Having money isn’t exactly the same as saving. When I was “saving” $50, it was quick and easy. I just initiated a transfer from my checking account to my savings account. It took maybe five minutes. At the end, I got a check mark or a “Transaction Complete” notification. The bank told me when I was done. The money was saved. Having money isn’t something you can complete in the same way. There’s no check mark or notification to let you know when you’re “done.” Having means you can feel comfortable holding on to that money as long as it makes sense for you. It means you’re comfortable defining “as long as it makes sense” for yourself.

Having also isn’t the same as not spending. It means spending the money that it makes sense to spend, when it makes sense to spend it. Conversely, it means not spending money that doesn’t make sense for a particular expense. It means having money set aside for different purposes, and not borrowing from one to cover another.



Your capacity to spend has nothing to do with the amount of money you pay for this or that, or how often. It has everything to do with being intentional. A price is relative. Knowing what it costs doesn’t tell you how much you will value and savor it. If I asked if you’d enjoy a $3,000 vacation, you’d probably say something like “That depends. Where’s the vacation?” If you love snorkeling and hate the cold, a $3,000 trip to the Cayman Islands would make you a lot happier than a $3,000 trip to Norwegian ski country. Spending effectively means judging on more than just price. It means you don’t default to the cheapest option, or to the most expensive. It means you think about what you want out of the expense, and spend to make that happen.

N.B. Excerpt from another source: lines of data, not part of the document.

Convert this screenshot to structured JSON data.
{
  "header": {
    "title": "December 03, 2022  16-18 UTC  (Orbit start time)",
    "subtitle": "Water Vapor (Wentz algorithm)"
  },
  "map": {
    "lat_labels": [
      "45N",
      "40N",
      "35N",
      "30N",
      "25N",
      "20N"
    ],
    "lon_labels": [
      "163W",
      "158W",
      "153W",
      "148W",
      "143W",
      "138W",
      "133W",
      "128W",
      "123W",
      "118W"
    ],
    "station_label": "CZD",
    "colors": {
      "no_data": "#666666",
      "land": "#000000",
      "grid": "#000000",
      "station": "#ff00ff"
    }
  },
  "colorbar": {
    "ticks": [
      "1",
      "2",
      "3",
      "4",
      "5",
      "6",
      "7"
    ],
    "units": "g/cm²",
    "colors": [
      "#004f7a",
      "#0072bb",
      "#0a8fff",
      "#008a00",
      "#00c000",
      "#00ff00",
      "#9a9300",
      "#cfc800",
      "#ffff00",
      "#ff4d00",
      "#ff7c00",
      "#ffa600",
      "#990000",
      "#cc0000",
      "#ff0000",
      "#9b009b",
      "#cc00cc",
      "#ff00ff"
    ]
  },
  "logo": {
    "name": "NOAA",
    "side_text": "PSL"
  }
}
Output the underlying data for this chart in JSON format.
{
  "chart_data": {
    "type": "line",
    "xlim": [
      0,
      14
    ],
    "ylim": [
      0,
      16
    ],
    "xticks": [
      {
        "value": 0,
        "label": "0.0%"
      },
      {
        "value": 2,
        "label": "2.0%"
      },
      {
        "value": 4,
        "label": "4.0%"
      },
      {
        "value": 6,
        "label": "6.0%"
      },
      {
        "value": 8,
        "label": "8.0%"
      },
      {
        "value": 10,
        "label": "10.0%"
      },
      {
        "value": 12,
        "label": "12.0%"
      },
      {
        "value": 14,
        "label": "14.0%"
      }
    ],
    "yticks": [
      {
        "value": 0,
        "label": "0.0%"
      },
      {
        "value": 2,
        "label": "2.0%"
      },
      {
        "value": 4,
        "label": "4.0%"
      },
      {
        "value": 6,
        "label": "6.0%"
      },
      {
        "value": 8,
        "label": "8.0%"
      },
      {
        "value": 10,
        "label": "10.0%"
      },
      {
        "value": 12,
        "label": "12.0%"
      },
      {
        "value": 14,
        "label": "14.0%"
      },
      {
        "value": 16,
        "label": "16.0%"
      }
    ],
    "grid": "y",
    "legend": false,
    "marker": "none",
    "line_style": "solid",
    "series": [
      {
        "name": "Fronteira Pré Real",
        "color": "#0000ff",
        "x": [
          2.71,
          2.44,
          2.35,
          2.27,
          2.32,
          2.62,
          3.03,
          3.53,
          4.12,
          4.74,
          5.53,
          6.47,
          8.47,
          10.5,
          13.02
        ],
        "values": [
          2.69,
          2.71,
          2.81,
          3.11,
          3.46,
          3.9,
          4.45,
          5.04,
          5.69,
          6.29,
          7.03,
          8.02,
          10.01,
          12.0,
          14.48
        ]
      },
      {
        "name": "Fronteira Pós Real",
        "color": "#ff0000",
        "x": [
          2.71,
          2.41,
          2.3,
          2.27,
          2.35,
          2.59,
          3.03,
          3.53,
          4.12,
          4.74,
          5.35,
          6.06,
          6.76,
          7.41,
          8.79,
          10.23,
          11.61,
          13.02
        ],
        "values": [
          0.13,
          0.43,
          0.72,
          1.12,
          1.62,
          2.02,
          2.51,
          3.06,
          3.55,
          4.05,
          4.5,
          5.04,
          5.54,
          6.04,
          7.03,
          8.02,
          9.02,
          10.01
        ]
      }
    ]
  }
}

Losing money is a fact of life. Still, when it happens, it feels like a catastrophe. Your emotions kick in, and that causes you to make choices out of fear, out of lack, out of scarcity. When you’re in a state of panic, your advanced brain goes off-line, your instinctive brain takes over, and you’re not able to access the highest levels of decision-making.

Getting comfortable losing money doesn’t mean you will take constant risks, of course. You should still be choosy about when you roll the dice. You don’t have to risk everything—but you need to be willing to risk something. Every decision comes with unknowns. Investing in an advanced degree so that you can uplevel your career and earn more in the long run is a calculated risk. Starting a side hustle? That’s a risk. Purchasing a condo that you intend to rent out to tenants? That’s a risk. Taking on more challenges at work so you can push for a raise in six months? That’s a risk. All of these have likely upsides, but also a chance of downsides. We take calculated risks every day by just getting out of bed in the morning; it’s a natural part of life.



Your capacity to grow starts by making peace with starting where you are. You’ve already learned about the time value of money, and using this capacity means making that principle work for you. As a brief refresher, the time value of money means that the longer you wait to invest, the more you’ll have to invest to reach the same target. When you use this capacity, you embody the proverb, “The best time to plant a tree is twenty years ago. The next best time is today.”

To grow your money most effectively, you also have to know where you’re going. That means adopting a long-term mindset, because growing is all about the future. You already know that it is critical to build a nest egg to support yourself and your desired lifestyle in retirement. This capacity is what will get you there, and investing is the best way to build that nest egg. Investing is how you become an “inevitable millionaire.” Yes, millionaire. Even a multimillionaire.